So, you endured the litigation process and received a judgment.

But you’re not happy with it, as many experience.

Statistically, most cases are never appealed and those that are face a high hurdle.

However, some succeed, of course, clarifying the law or potentially overturning the decision of the lower, trial Court.

The obvious appeals involve a Judge misinterpreting or misapplying the law – those types of appeals are more straightforward, but also fairly rare.

What about other grounds available to you?

If you think you have been unfairly treated, judicially speaking, here is how you should examine whether you should consider an appeal:

1.Were the parties able to exercise all their procedural rights?

One of the myths of the law is to think that a good lawyer is a cunning person capable of planting annulments at their convenience, throughout the process, which end up defining the trial, in the last moments. Betting on such a strategy may prove unsuccessful. The decisive factor to point out a process as flawed is that one of the parties has really been unable to seize any of its stages.

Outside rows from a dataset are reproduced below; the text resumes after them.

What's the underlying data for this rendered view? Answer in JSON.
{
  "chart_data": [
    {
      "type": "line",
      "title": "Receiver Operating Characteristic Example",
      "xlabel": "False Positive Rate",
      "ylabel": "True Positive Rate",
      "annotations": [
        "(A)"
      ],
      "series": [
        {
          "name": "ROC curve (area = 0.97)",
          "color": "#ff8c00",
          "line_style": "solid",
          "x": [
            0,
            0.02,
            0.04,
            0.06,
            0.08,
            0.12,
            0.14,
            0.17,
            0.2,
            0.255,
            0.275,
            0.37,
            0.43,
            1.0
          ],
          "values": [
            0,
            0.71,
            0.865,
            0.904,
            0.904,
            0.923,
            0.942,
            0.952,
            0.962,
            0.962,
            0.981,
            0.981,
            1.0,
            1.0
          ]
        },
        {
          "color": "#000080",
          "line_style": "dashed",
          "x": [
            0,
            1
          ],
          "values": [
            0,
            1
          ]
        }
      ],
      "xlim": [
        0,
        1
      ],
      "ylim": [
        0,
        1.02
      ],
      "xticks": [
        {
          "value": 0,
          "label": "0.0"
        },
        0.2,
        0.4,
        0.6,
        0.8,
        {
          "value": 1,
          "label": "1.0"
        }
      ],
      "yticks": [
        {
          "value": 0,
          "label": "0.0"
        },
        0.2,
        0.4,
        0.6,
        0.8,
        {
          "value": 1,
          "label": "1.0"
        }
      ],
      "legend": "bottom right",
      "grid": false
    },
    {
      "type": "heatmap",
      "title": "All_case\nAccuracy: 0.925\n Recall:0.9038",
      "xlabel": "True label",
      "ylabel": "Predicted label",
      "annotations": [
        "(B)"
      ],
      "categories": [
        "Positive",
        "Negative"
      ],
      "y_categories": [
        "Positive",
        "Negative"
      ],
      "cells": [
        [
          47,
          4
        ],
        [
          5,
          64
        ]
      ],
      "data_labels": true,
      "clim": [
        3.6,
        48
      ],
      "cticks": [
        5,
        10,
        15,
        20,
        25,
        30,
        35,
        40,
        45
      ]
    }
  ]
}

Did the Judge listen to both parties before adopting a resolution? Did the judge timely notify the start and end of each stage? Was there access to evidence from the opposing party? The central issue is whether one of the parties suffered a defenseless situation. Something important to assess on this point is that the appeal will correct procedural defects. Thus, an appeal that thrives under this argument will guarantee a fair trial, but not win it directly.

2.Did you enter all the necessary evidence to the trial?

Da mihi factum, dabo tibi ius" (give me the facts, I will give you the right) is a phrase that perfectly sums up the work of all the judges around the world. Now, such facts are made available to the Judge based on the evidence that enters the trial as long as they meet certain requirements. It must be related to any of the facts discussed in court, must be sufficient and useful to prove them.

The general rule is that the entry of evidence is allowed and only failure to comply with any of these requirements leads to its rejection. In this sense, it is necessary to attend to two elements that could go unnoticed. First, the interested party must expressly record in the corresponding act the disagreement with the exclusion of evidence. Second, the rejected evidence will be produced at that stage, making it critical to argue how this new element should modify the award.

3.Did the judge do a correct analysis of the evidence?

A judicial process is a search for the truth, under a certain method guided by logic, experience and psychology. Thus, the judicial reasoning expressed in an award should follow objective and verifiable parameters. It is important to know the principles under which the evidence was analyzed and to be clear about what should be considered as accredited according to them, to access a true review of the evidentiary analysis.

The first step to effective persuasion is clarity. Thus, it is essential to identify what is the error in the evidentiary examination and identify which premise (logic, experience or psychology) is the one that was violated when the Judge declared that something was proven (or not). The foregoing provides clarity to the Court of Appeals on the point whose review is requested and, furthermore, demonstrate why the meaning of the award should be modified.


Ruben Rivas, Torres Law (via Lexology on July 29, 2020).